Impact: Without Bloom filters, a read might check 10 SSTables (10 disk reads). With Bloom filters, it typically checks only 1–2 (the ones that actually contain the key).
Medium (Article Recommendation Dedup)
Medium uses Bloom filters to avoid recommending articles a user has already read. Instead of querying the database for every candidate article ("has user X read article Y?"), they check a per-user Bloom filter. The occasional false positive (skipping an unread article) is acceptable—showing a duplicate is worse.
Bitcoin SPV Nodes
Lightweight Bitcoin nodes (SPV
- Simplified Payment Verification) use Bloom filters to request only relevant transactions from full nodes, without revealing exactly which addresses they own. This provides a balance between privacy and bandwidth efficiency.
Common Mistakes
- ❌ Confusing false positives with false negatives — Bloom filters never produce false negatives. If it says "no," trust it absolutely.
- ❌ Trying to delete from a standard Bloom filter — use a Counting Bloom Filter or Cuckoo Filter instead.
- ❌ Using a Bloom filter when exact membership is required — if you cannot tolerate any false positives (e.g., financial dedup), use a proper HashSet or database lookup.
- ❌ Not sizing the filter correctly — if the actual number of items exceeds your initial estimate, the false positive rate increases dramatically. Use a Scalable Bloom Filter if uncertain.
- ❌ Using too few hash functions — the optimal K is (M/N) × ln(2). Too few or too many hash functions increase the FP rate.
[!TIP] Key Takeaways:
• Bloom filters trade a small false positive rate for massive memory savings — 1 billion items in ~1.2 GB vs ~20 GB for a HashSet.
• No false negatives: "definitely not in the set" is always correct.

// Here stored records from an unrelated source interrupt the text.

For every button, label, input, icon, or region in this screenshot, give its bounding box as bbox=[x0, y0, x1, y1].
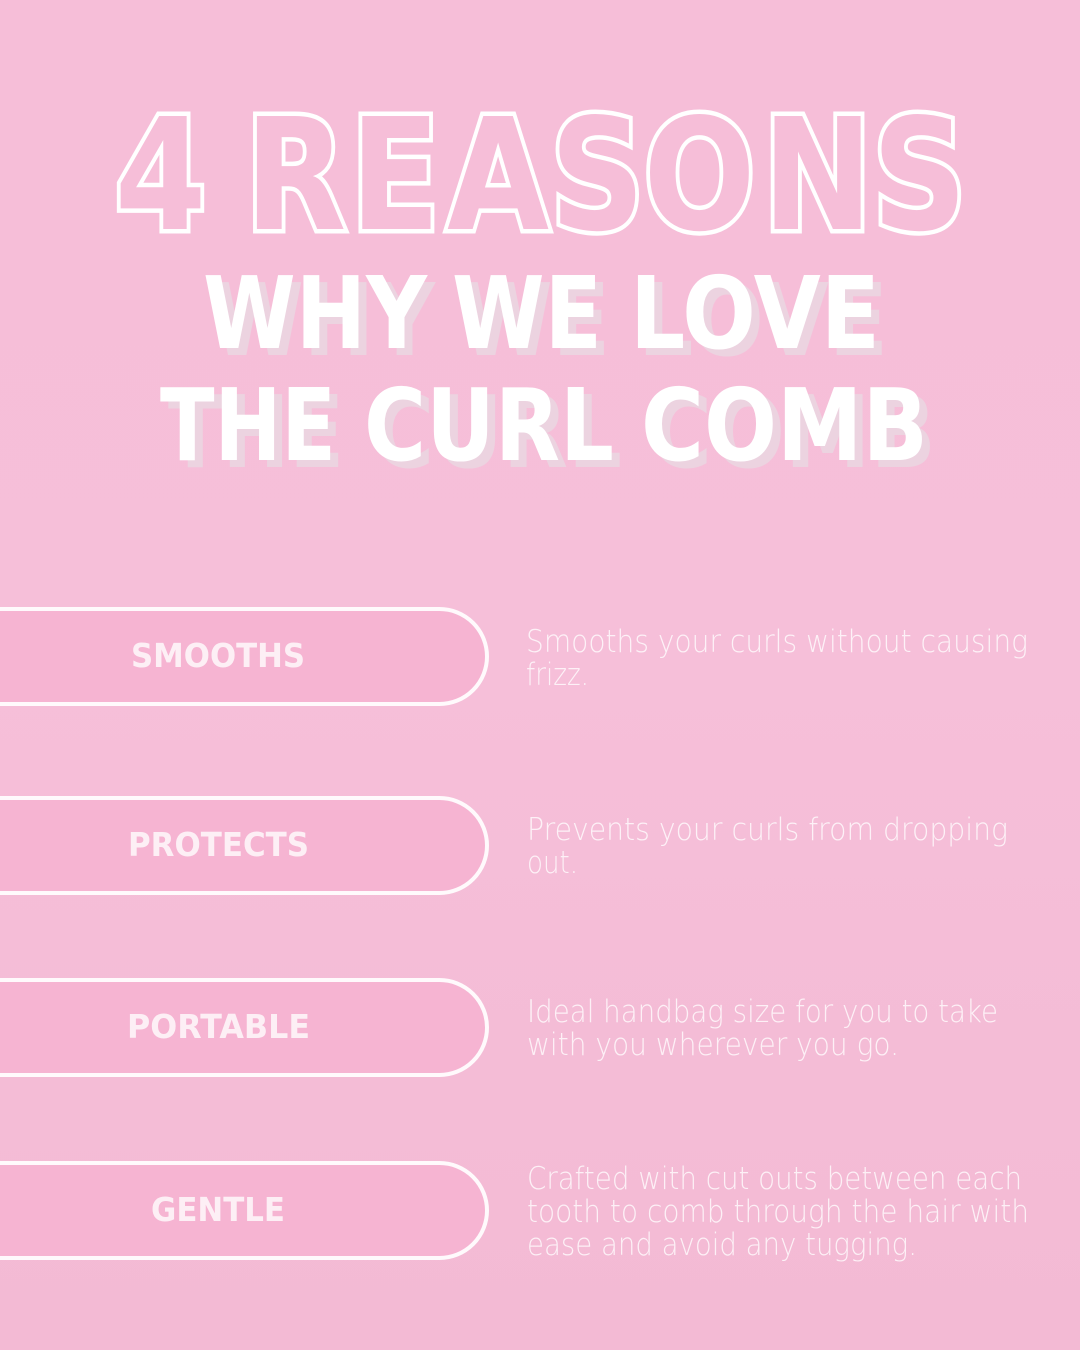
heading: why we love the curl comb: WHY bbox=[203, 255, 428, 372]
heading: why we love the curl comb: CURL bbox=[372, 374, 622, 491]
heading: why we love the curl comb: THE bbox=[168, 374, 344, 491]
heading: why we love the curl comb: CURL bbox=[364, 367, 614, 484]
pill: portable bbox=[0, 980, 487, 1075]
pill: protects: PROTECTS bbox=[128, 825, 309, 864]
heading: why we love the curl comb: WE bbox=[452, 255, 602, 372]
pill: smooths: SMOOTHS bbox=[131, 636, 305, 675]
heading: why we love the curl comb: THE bbox=[160, 367, 336, 484]
description: smooths bbox=[526, 624, 1028, 693]
heading: why we love the curl comb: LOVE bbox=[630, 255, 880, 372]
heading: why we love the curl comb bbox=[160, 255, 936, 491]
pill: portable: PORTABLE bbox=[127, 1007, 310, 1046]
description: portable bbox=[527, 994, 998, 1063]
title: 4 REASONS outlined: 4 REASONS bbox=[115, 85, 967, 266]
heading: why we love the curl comb: WE bbox=[460, 262, 610, 379]
description: smooths: Smooths your curls without causing bbox=[526, 624, 1028, 660]
row: protects bbox=[0, 798, 1008, 893]
heading: why we love the curl comb: COMB bbox=[649, 374, 936, 491]
description: protects: out. bbox=[527, 845, 578, 881]
pill: smooths bbox=[0, 609, 487, 704]
description: protects: Prevents your curls from dropping bbox=[527, 812, 1008, 848]
description: gentle: tooth to comb through the hair with bbox=[527, 1194, 1029, 1230]
pill: gentle bbox=[0, 1163, 487, 1258]
description: protects bbox=[527, 812, 1008, 881]
description: portable: Ideal handbag size for you to take bbox=[527, 994, 998, 1030]
pill: gentle: GENTLE bbox=[151, 1190, 285, 1229]
row: gentle bbox=[0, 1161, 1029, 1263]
description: portable: with you wherever you go. bbox=[527, 1027, 899, 1063]
description: gentle bbox=[527, 1161, 1029, 1263]
row: portable bbox=[0, 980, 998, 1075]
heading: why we love the curl comb: LOVE bbox=[638, 262, 888, 379]
description: smooths: frizz. bbox=[526, 657, 589, 693]
row: smooths bbox=[0, 609, 1028, 704]
pill: protects bbox=[0, 798, 487, 893]
heading: why we love the curl comb: COMB bbox=[641, 367, 928, 484]
description: gentle: Crafted with cut outs between each bbox=[527, 1161, 1022, 1197]
heading: why we love the curl comb: WHY bbox=[211, 262, 436, 379]
description: gentle: ease and avoid any tugging. bbox=[527, 1227, 917, 1263]
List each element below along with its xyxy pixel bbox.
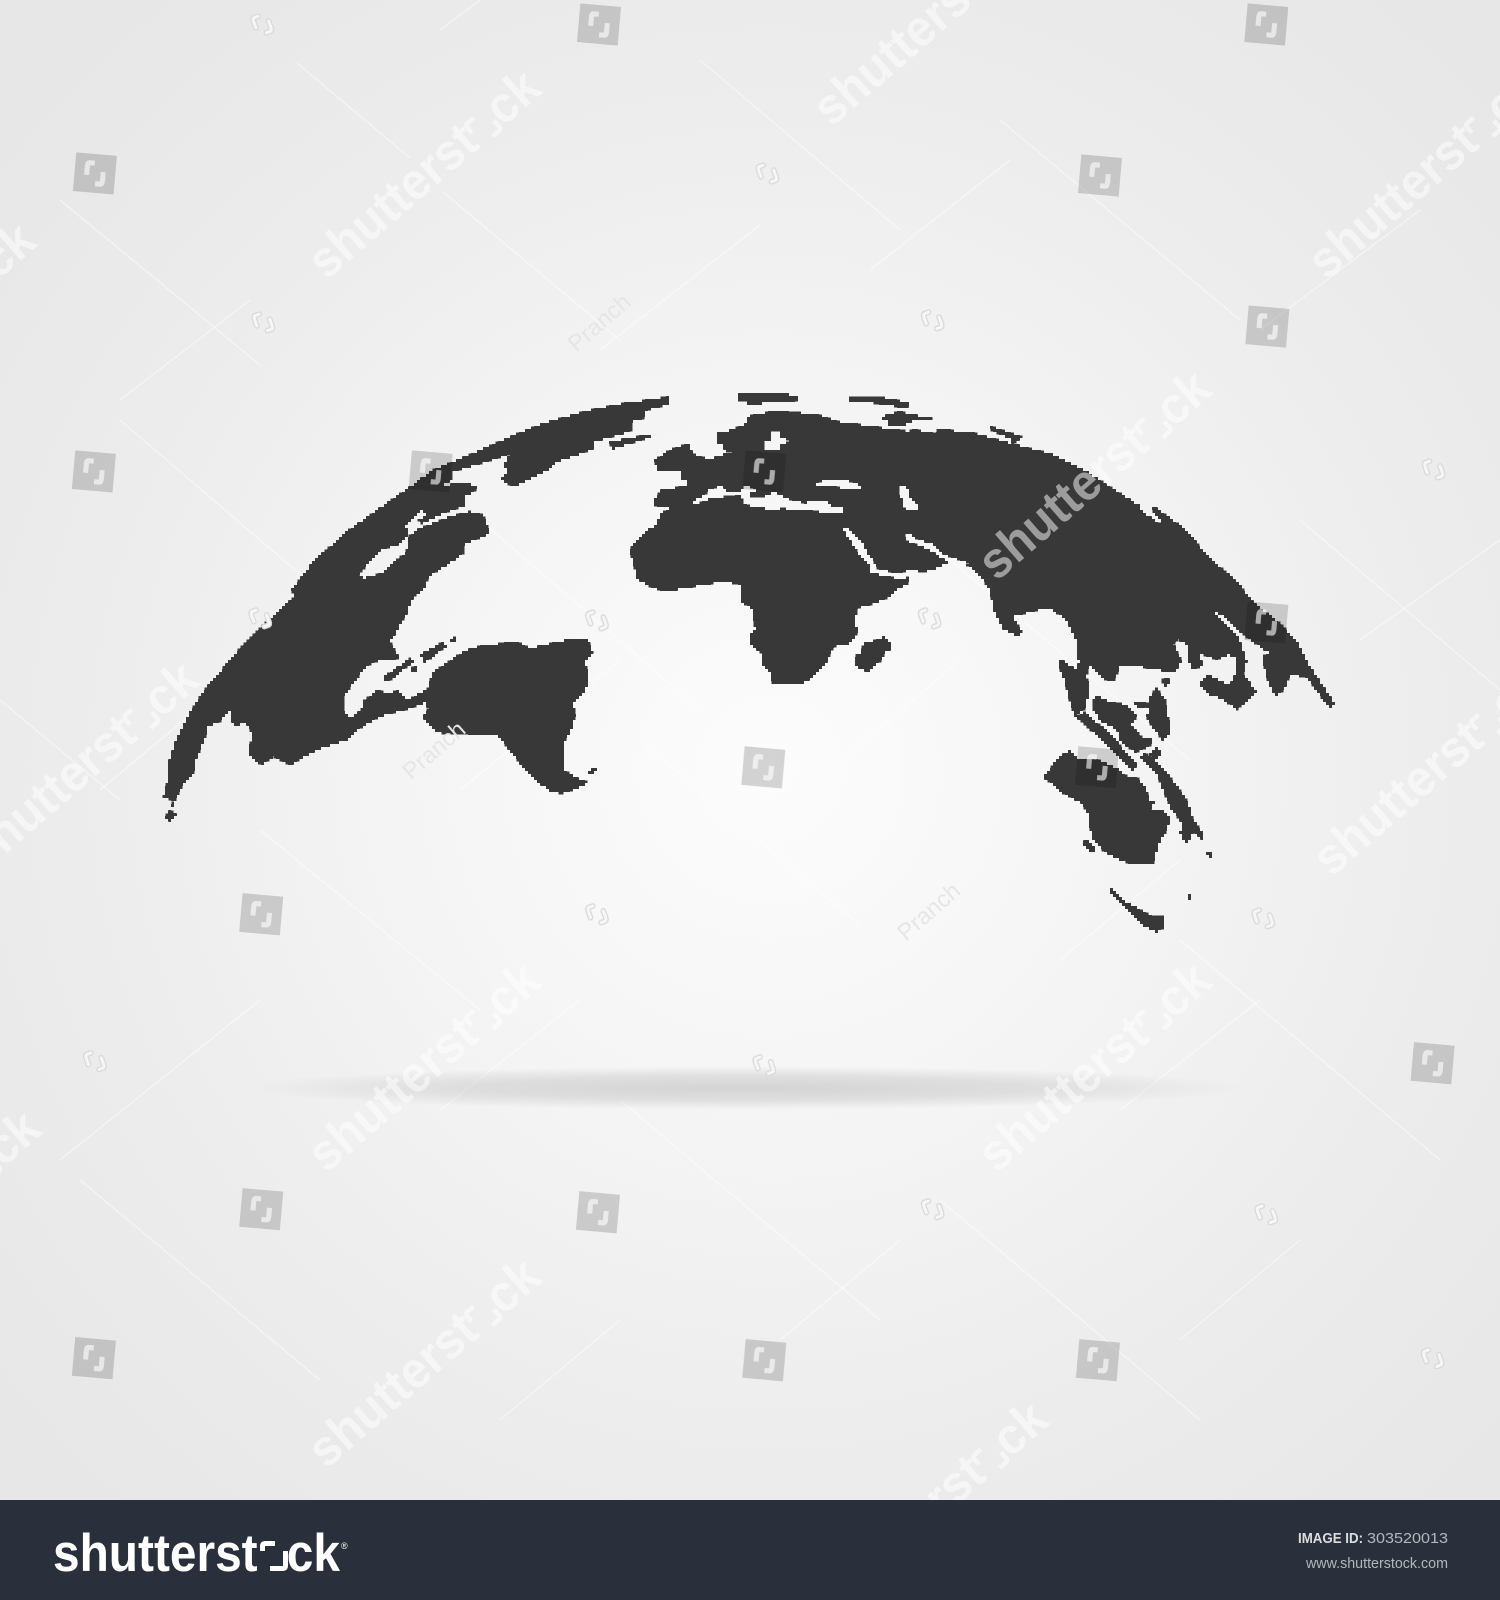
- website url: www.shutterstock.com: [1305, 1556, 1448, 1572]
- watermark wordmarks: shutterstock: [296, 57, 551, 289]
- watermark wordmarks: shutterstock: [966, 950, 1221, 1182]
- floor shadow under globe: [245, 1066, 1245, 1110]
- registered mark: ®: [341, 1541, 348, 1551]
- Europe and Africa: [629, 393, 973, 685]
- contributor watermarks: [397, 288, 965, 946]
- watermark square icons: [72, 3, 1455, 1381]
- watermark outline icons: [85, 13, 1444, 1369]
- contributor watermarks: Pranch: [397, 716, 470, 784]
- image id number: 303520013: [1367, 1531, 1448, 1547]
- watermark wordmarks: shutterstock: [296, 1246, 551, 1478]
- Americas: [163, 397, 670, 822]
- watermark wordmarks: shutterstock: [296, 950, 551, 1182]
- footer logo: shutterstock: [53, 1524, 340, 1583]
- Asia and Oceania: [943, 426, 1335, 932]
- world map globe: [163, 393, 1335, 932]
- image id: IMAGE ID:: [1298, 1531, 1363, 1547]
- contributor watermarks: Pranch: [563, 288, 636, 357]
- footer logo broken o mark: [262, 1544, 286, 1568]
- contributor watermarks: Pranch: [892, 877, 965, 946]
- footer bar: [0, 1500, 1500, 1600]
- watermark wordmarks: shutterstock: [966, 358, 1221, 590]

• ~10 bits per item gives ~1% FP rate. Optimal K ≈ (M/N) × ln(2).
• HyperLogLog counts unique items in 12 KB. Count-Min Sketch estimates frequencies.
• Cuckoo Filters are the modern replacement when you need deletion support.
• In interviews, mention Bloom filters for web crawlers (URL dedup), databases (SSTable lookup), and caches (avoiding unnecessary lookups).